Everyday I'm Hustlin'
By Steph Manuel of Astrobazooka
Also, you should know that this is how I think of myself.
Welp. Illegally played hooky on my work week blogging resolution yesterday. You guys, I had to watch Girls and Downton in my bed with my cat and a pot of tea. It beehooves me to be culturally relevant! You understand.
Another reason for my tiny truancy: it occurred to me yesterday that I was (and am) profoundly exhausted. Not exhausted in a satisfying post-marathon kind of way; or an understandable, insomnia-ridden zombie-Rose kind of way... or even in the glam way in which pop starlets back out of tour performances so they can quietly go to rehab. I am exhausted because I have not stopped thinking for a millisecond in months -- positive thoughts, big picture stuff, exciting future plans. Friends, I've been oozing eustress and caffeine from every orifice, looking for the next step before I even gain solid footing where I stand. Yesterday, a friend implored me to stop aggressively gesticulating and babbling like a Gilmore Girls cast member. For real. She told me to breathe and we just sat there inhaling, exhaling and blinking at each other for five minutes before I could get a grip on my Mario Andretti mind.
That's where I'm at.
Truth: I have some pretty far out dreams. I want to be known -- expressing myself and gaining a supportive following is important to me. But sometimes... sometimes I get so caught up in where I'm going, that I don't pay attention to where I am.
Most days, I wake up ready to hunt for new opportunities, ready to put myself out there. This morning I thought, this one time, why can't I just be a girl eating granola in the dark with her cat? Why can't I just be the asshole on the subway, using your reflective sunglasses to expertly apply eyeliner? Would it be easier to be present if I was anonymous?
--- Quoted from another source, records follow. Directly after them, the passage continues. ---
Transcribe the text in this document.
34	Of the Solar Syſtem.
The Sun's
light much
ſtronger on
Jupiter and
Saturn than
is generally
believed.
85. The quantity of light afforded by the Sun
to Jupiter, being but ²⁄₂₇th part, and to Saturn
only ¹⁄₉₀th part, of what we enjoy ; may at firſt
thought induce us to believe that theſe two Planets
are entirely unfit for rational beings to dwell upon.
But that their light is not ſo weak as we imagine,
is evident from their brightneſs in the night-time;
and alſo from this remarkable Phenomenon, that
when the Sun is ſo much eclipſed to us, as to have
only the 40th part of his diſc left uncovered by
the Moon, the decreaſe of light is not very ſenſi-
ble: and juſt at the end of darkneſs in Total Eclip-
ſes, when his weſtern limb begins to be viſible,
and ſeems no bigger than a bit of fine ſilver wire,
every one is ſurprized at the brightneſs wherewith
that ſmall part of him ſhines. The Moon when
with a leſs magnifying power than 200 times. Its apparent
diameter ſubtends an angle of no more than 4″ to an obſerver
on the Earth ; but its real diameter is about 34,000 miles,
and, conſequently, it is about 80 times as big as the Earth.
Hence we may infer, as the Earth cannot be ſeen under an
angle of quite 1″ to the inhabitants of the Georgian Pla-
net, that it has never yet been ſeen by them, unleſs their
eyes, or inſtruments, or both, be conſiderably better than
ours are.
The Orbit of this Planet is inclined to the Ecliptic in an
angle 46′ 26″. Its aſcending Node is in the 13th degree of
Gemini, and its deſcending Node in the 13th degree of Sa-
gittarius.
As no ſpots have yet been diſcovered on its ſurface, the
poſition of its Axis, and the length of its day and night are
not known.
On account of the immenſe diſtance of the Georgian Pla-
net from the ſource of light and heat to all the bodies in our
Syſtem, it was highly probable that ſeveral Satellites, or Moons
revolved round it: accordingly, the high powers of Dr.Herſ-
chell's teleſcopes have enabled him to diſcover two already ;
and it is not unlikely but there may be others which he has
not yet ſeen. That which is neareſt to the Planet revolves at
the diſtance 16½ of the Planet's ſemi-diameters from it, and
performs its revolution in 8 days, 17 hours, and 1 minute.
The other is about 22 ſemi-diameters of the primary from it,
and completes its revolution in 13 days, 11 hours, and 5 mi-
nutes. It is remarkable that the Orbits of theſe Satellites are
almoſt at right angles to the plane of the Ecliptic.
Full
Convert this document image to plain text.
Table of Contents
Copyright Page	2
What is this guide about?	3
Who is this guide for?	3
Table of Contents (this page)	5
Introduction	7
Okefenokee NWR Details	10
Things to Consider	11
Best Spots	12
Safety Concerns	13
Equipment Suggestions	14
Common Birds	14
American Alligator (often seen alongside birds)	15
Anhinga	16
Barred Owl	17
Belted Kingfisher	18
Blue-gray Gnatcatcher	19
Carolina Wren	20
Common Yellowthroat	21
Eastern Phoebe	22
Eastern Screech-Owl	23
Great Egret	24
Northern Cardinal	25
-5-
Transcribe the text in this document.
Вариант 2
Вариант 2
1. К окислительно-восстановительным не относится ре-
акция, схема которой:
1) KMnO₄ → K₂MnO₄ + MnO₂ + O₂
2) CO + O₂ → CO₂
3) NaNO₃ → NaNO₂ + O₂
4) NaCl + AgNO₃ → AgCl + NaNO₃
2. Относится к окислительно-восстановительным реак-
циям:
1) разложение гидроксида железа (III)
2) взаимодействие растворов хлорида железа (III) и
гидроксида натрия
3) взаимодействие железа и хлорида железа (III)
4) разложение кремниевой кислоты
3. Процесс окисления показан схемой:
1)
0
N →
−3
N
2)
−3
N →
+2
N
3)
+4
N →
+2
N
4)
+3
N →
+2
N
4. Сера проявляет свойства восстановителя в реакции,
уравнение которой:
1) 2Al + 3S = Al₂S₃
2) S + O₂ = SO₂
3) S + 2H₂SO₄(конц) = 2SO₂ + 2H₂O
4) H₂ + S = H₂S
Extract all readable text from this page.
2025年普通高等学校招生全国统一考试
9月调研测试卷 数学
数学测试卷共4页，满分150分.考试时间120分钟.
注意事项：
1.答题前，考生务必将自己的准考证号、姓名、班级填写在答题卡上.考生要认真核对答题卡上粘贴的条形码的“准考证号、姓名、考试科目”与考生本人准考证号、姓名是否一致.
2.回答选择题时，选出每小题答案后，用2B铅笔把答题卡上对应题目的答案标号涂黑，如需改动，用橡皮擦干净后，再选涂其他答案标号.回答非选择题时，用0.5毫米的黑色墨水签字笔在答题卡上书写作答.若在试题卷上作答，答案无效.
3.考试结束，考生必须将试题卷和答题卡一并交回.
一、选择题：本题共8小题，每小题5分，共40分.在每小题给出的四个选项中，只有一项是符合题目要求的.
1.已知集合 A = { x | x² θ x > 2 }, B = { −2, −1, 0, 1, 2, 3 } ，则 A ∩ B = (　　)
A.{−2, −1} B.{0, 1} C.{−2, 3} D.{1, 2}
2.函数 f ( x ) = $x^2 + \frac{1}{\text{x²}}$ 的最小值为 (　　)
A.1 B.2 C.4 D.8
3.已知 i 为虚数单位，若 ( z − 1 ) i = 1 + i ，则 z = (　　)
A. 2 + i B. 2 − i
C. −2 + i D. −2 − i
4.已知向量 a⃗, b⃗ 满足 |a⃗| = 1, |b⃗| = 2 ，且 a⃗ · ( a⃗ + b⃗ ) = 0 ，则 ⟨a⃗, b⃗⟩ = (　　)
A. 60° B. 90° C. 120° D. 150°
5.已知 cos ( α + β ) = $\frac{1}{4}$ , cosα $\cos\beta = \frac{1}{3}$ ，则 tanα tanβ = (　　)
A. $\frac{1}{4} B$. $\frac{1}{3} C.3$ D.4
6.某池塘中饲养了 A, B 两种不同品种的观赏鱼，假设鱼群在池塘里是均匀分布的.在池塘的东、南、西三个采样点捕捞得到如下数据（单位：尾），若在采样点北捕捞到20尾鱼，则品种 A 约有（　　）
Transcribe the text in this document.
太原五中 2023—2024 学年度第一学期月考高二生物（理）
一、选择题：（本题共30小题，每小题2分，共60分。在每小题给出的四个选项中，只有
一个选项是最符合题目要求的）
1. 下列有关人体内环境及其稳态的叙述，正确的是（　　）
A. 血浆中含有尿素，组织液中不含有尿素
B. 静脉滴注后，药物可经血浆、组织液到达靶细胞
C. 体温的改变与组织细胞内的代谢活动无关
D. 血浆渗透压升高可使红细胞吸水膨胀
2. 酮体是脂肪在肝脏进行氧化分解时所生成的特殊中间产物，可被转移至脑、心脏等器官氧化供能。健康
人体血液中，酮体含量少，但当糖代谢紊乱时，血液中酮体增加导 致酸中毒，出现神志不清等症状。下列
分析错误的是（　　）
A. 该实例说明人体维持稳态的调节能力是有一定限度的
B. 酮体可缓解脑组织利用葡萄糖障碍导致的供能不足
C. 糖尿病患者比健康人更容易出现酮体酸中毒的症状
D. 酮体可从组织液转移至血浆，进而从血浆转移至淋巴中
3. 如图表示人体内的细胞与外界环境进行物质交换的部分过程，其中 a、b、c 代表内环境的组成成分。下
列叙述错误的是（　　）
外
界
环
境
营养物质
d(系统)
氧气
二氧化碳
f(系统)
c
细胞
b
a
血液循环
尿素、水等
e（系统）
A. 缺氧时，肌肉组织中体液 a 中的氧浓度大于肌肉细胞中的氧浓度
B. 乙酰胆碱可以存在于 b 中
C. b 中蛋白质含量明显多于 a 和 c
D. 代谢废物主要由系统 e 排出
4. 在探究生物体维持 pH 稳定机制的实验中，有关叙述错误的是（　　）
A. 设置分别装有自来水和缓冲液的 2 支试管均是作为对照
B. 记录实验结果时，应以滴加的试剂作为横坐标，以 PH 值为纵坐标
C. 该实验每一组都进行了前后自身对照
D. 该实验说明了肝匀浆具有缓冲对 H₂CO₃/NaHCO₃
Omg, that was such a Carrie Bradshaw question. I'm totally narrating this blog post aloud as I write. But seriously: I want to get sh*t done. I want a full, magical life. But I'm going to try a little harder to occupy the space around me instead of the space inside my head. I'm going to try to learn how to flick my werque switch on an off. And maybe I want to write a book and become a creative director and run my own business, but right now; I'm 26, I had wine and cake for dinner, and I'm posting my feelings on the internet. As it should be. Namaste.
Does anyone else feel like they never stop? Solidarity, G -- lay it on me.